Tuesday, September 18, 2012

Private vs Public Healthcare Systems

Here is an interesting paper on private vs public health care systems in low- and middle-income countries, published earlier this year in PLOS Medicine, an open-access medical journal, in which the authors find that private systems don't deliver better efficiency, accountability or medical effectiveness in comparison to public systems.  But they might be faster and nicer to you in a private care system.  From the paper:
Private sector healthcare delivery in low- and middle-income countries is sometimes argued to be more efficient, accountable, and sustainable than public sector delivery. Conversely, the public sector is often regarded as providing more equitable and evidence-based care. We performed a systematic review of research studies investigating the performance of private and public sector delivery in low- and middle-income countries. 
Methods and Findings
...Comparative cohort and cross-sectional studies suggested that providers in the private sector more frequently violated medical standards of practice and had poorer patient outcomes, but had greater reported timeliness and hospitality to patients. Reported efficiency tended to be lower in the private than in the public sector, resulting in part from perverse incentives for unnecessary testing and treatment. Public sector services experienced more limited availability of equipment, medications, and trained healthcare workers. When the definition of “private sector” included unlicensed and uncertified providers such as drug shop owners, most patients appeared to access care in the private sector; however, when unlicensed healthcare providers were excluded from the analysis, the majority of people accessed public sector care. “Competitive dynamics” for funding appeared between the two sectors, such that public funds and personnel were redirected to private sector development, followed by reductions in public sector service budgets and staff. 

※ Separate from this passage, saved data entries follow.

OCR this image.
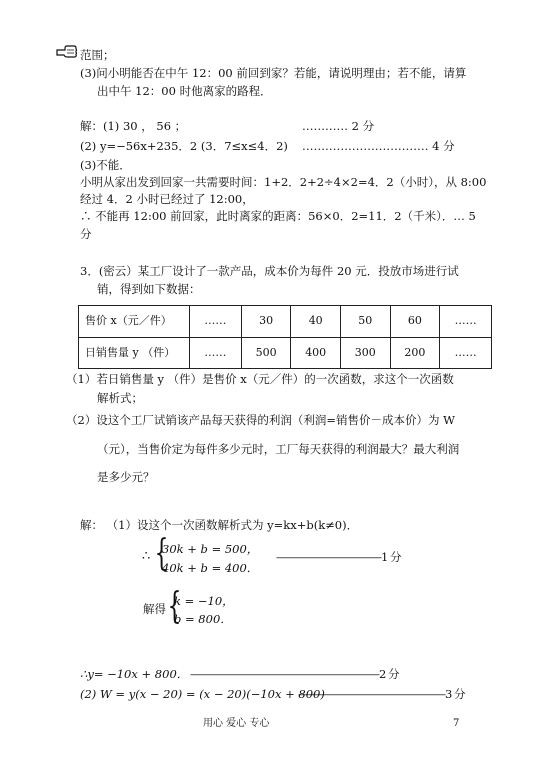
范围；
(3)问小明能否在中午 12：00 前回到家？若能，请说明理由；若不能，请算
出中午 12：00 时他离家的路程．
解：(1) 30 ， 56 ；	………… 2 分
(2) y=−56x+235．2 (3．7≤x≤4．2) …………………………… 4 分
(3)不能．
小明从家出发到回家一共需要时间：1+2．2+2÷4×2=4．2（小时），从 8:00
经过 4．2 小时已经过了 12:00，
∴ 不能再 12:00 前回家，此时离家的距离：56×0．2=11．2（千米）．… 5
分
3．(密云）某工厂设计了一款产品，成本价为每件 20 元．投放市场进行试
销，得到如下数据：
售价 x（元／件）	……	30	40	50	60	……
日销售量 y （件）	……	500	400	300	200	……
（1）若日销售量 y （件）是售价 x（元／件）的一次函数，求这个一次函数
解析式；
（2）设这个工厂试销该产品每天获得的利润（利润=销售价－成本价）为 W
（元），当售价定为每件多少元时，工厂每天获得的利润最大？最大利润
是多少元？
解： （1）设这个一次函数解析式为 y=kx+b(k≠0)．
∴ {
30k + b = 500，
40k + b = 400．
——————————1 分
解得 {
k = −10，
b = 800．
∴y= −10x + 800． ——————————————————2 分
(2) W = y(x − 20) = (x − 20)(−10x + 800)
——————————————3 分
用心 爱心 专心	7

Studies evaluated in this systematic review do not support the claim that the private sector is usually more efficient, accountable, or medically effective than the public sector; however, the public sector appears frequently to lack timeliness and hospitality towards patients.  
The incentive structure is interesting and echoes thoughts I've had before on privatizing water and waste disposal.  This study is not about high income countries, but the health care cost difference between the US and the rest of the high-income world suggests the findings might translate beyond the sample studied.